Florence Nightingale, the English statistician and founder of modern nursing, became an honorary member of the ASA in 1875. The ASA began publishing the Journal of the American Statistical Association (JASA) in 1888. Early issues of JASA included applications to practically every field of knowledge, but were focused mainly on data, including measuring and recording measurements, managing data gathering enterprises such as the U.S. Census, sampling, organizing and displaying data, creating meaningful indices, etc. By 1900 there 500 members of the ASA, the vast majority living on the East Coast.
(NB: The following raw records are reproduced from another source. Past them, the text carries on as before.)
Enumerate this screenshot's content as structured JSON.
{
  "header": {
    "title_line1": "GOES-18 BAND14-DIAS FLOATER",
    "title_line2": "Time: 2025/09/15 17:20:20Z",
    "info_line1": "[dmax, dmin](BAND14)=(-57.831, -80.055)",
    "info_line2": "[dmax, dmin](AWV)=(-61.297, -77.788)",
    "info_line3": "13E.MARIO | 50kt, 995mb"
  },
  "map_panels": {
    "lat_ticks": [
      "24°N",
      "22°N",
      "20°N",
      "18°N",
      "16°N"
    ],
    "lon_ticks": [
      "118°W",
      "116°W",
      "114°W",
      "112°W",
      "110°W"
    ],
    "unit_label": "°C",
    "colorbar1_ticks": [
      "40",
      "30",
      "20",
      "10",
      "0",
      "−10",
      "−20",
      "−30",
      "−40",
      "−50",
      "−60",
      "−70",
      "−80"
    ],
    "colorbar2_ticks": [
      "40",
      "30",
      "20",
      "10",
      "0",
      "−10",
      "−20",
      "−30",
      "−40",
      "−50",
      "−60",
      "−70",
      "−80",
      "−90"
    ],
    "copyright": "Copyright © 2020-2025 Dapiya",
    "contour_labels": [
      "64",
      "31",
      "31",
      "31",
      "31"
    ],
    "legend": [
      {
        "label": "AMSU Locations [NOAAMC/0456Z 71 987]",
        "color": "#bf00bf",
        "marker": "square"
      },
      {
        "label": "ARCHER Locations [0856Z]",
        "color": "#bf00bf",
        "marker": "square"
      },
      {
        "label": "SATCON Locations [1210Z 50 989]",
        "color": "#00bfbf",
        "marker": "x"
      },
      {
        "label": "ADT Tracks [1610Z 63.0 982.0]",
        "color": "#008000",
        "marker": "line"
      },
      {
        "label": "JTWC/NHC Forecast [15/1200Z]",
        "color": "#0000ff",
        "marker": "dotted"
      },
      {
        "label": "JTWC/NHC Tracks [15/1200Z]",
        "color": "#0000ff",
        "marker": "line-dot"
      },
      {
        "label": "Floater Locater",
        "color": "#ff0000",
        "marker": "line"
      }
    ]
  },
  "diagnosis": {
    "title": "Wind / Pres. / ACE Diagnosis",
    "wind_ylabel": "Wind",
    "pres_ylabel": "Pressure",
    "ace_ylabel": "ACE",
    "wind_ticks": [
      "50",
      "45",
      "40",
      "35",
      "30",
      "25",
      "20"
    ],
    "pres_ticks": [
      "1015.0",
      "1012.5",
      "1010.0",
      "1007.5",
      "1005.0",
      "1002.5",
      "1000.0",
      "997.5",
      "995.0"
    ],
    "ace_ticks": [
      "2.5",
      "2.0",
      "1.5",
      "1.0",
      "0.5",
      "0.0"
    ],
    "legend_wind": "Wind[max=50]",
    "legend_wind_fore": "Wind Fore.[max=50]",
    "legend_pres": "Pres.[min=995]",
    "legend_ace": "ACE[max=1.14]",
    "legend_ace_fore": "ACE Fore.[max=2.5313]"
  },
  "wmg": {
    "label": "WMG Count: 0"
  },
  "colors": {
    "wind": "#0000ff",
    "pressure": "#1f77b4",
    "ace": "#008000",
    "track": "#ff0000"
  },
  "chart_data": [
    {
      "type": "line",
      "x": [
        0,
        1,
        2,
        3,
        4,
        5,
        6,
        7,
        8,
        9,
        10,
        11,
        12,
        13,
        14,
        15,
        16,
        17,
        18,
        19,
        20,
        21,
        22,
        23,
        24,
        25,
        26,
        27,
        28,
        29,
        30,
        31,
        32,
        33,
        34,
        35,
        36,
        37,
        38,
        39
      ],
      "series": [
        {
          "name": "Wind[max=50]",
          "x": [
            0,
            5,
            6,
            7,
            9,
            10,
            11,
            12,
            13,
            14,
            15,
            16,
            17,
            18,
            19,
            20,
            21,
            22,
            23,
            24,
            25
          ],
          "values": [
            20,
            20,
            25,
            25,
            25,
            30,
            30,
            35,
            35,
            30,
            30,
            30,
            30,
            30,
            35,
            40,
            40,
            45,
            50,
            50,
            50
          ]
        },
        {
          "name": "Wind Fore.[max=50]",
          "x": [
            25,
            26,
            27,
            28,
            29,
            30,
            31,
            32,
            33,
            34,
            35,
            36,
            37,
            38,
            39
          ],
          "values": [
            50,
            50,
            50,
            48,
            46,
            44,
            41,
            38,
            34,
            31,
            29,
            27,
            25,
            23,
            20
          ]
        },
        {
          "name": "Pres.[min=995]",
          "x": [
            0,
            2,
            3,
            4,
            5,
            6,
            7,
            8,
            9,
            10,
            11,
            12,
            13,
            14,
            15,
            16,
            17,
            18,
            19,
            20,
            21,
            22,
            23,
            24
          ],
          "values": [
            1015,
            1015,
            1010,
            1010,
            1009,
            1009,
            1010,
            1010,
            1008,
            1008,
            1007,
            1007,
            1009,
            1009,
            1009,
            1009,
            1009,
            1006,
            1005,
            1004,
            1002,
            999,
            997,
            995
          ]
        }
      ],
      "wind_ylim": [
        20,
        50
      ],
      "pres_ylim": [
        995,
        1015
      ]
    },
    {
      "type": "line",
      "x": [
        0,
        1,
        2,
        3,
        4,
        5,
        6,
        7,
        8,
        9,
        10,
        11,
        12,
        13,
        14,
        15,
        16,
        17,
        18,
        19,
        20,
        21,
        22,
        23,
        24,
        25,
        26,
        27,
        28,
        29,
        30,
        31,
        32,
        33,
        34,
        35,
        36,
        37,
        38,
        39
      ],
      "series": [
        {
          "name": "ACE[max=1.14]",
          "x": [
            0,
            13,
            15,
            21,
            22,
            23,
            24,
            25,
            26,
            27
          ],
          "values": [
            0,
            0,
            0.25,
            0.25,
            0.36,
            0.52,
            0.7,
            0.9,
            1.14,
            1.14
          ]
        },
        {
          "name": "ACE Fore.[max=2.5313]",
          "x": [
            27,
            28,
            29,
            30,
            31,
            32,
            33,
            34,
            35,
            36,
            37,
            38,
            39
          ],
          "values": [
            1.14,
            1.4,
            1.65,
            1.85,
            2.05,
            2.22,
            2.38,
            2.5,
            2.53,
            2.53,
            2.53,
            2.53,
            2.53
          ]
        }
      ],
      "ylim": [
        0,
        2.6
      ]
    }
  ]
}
JASA articles in the 1890s included:

• whether the census of the U.S. population in 1890 was reasonably correct, JASA 1895, vol4(no28/29):99-102;
• what number of cases is necessary to eliminate variations [of the mortality rate] due to chance and thus reduce the fluctuations [i.e., have a specified small range], JASA 1895, 4(31):300-301;
• a report that Mr. Hollerith said his electric tabulating machine based on punched cards (created using a key board controlled punch machine) soon will be put on the market, JASA 1895, 4(32):358-365;
• what should be included in college statistics courses (see insert below), JASA 1896, 5(35/36):173; and
• ASA Pres. Walker’s address to the membership in which he chastises the federal government for not supporting the training of statisticians and colleges for not developing curricula in statistics, JASA 1897, 5(37):179-187.
###### Statistics Course at the London School of Economics and Political Science, 1896-97

Knowledge of statistical theory in the 19th century was confined mainly to scholars in Europe. One could not expect the faculty of a new university in Montana to teach statistical theory and methods. Bozeman was a modern town in that it had railway service, telegraph and mail services, a library, and a newspaper, but geographic isolation surely put the Montana State faculty members at a disadvantage. To keep up on their areas of expertise, they must have relied on mail correspondence, academic journals, visiting experts, and trips to professional meetings. Curriculum development at Montana State necessarily would lag some years behind for such a rapidly advancing field as statistics. The starting point was to expand its faculty. The first mathematically-trained faculty member (William Tallman) was not hired until 1901.

In future eras, advancements in communication and transportation gradually eliminated the geographical disadvantages. After World War II, the federal government began providing support to universities for science and technology areas, including statistics. Then the MSC statistics program was allowed to grow. Its curriculum began to match the leading edge of statistical practice and its own research contributed to pushing that edge forward.